Honourable senators, it is as clear as glass. This is a contemptuous act based on nothing but false vanity. We are now left to accept that it is the Prime Minister's prerogative and nothing can be done — how sad.

Professor Lorne Sossin of Osgoode Hall and York University wrote an article in The Globe and Mail on March 23, 2000, after Mr. Justice Lesage's ruling. The ruling stated:

It is well recognized in our jurisprudence that advice by a political leader in relation to foreign affairs comes within the political area of the prerogative that is not subject to review in the courts.

In layman's language, it means the Prime Minister is above the law. Professor Sossin writes:

Where no Charter right is at issue, as in Mr. Black's case, the old common law rule of royal prerogatives being outside the scope of judicial review still applies. While courts will rule on whether the prerogative exists, they will not examine how or why such power is exercised. This means that ordinary citizens (even citizens with Mr. Black's extraordinary resources) cannot hold the Prime Minister accountable for civil wrongs that may have been committed against them in the exercise of a royal prerogative. Can it really be that, in the year 2000, an elected official in this country can act with impunity?

He continues:

It is the role of the court to ensure the exercise of public authority is lawful. If the Prime Minister had determined that the Queen should not confer a peerage on Mr. Black, and communicated this position in good faith to the British government, then no cause of action should arise, notwithstanding Mr. Black's hurt pride. However, if the PM formed and communicated a position on this issue out of personal animus for Mr. Black, then this is no longer a legitimate political decision, but rather a personal attack and an abuse of power. The rule of law dictates that no public official enjoys absolute discretion, not the Prime Minister and not even the Queen.

...To shield such accountability in the name of the royal prerogative is offensive to Canada's democratic character.
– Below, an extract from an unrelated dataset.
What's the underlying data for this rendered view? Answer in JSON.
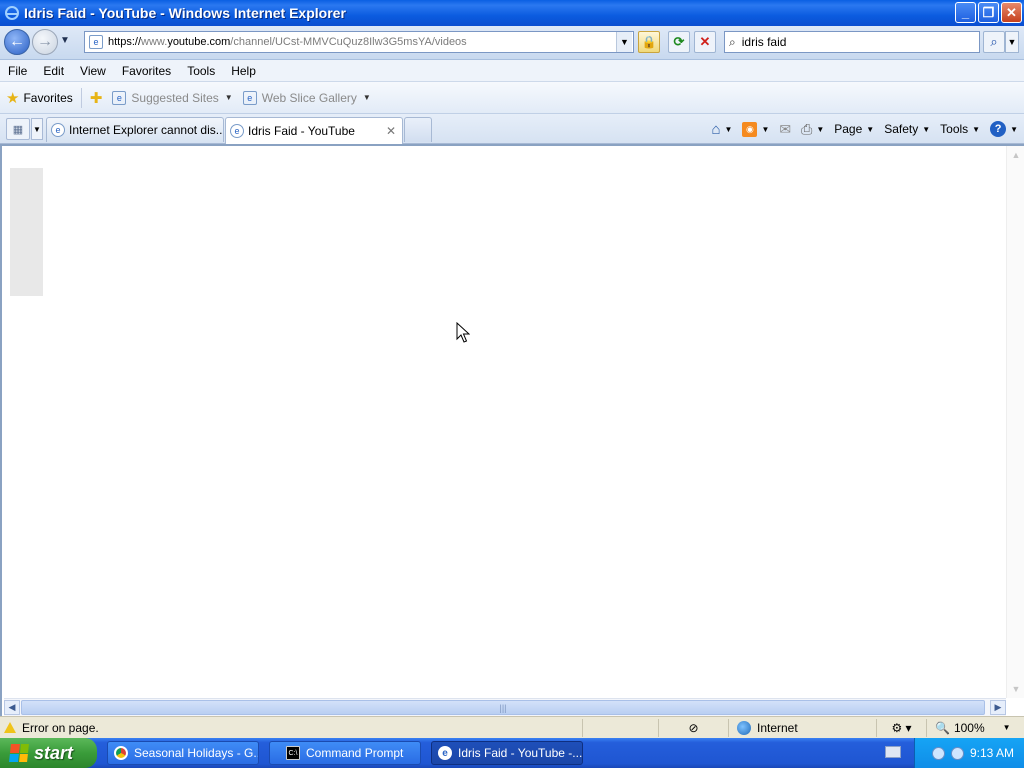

Honourable senators, this whole episode is an embarrassment for Canada and should cause Canadians to reflect on the actions of the Prime Minister. It is sad to say, but this is yet another example of the use of one of the Prime Minister's weapons of choice — the sucker punch — for that is what he did to Conrad Black and in so doing has damaged Canada's reputation in the world. So much for honesty and integrity, because in this case he demonstrated neither.

Hon. Nicholas W. Taylor: Honourable senators, would the Honourable Senator LeBreton permit me a small question?

Senator LeBreton: Absolutely.

Senator Taylor: In view of the fact the honourable senator seems to be quite familiar with Lord Black — or almost Lord Black — can she confirm the story that is circulating that because Frank magazine refers to him derogatorily as "Lord Tubby," Conrad Black will buy that small magazine to still its voice?

Hon. Anne C. Cools: Honourable senators, I should like to move the adjournment of the debate.

Senator Carstairs: Honourable senators, Senator Cools has spoken already to this inquiry. It is my understanding that an honourable senator cannot speak twice to the same inquiry.

The Hon. the Speaker: It is the inquiry of Senator Cools, and she has the right to close the debate on it.

On motion of Senator Cools, debate adjourned.

The Senate adjourned until tomorrow at 2 p.m.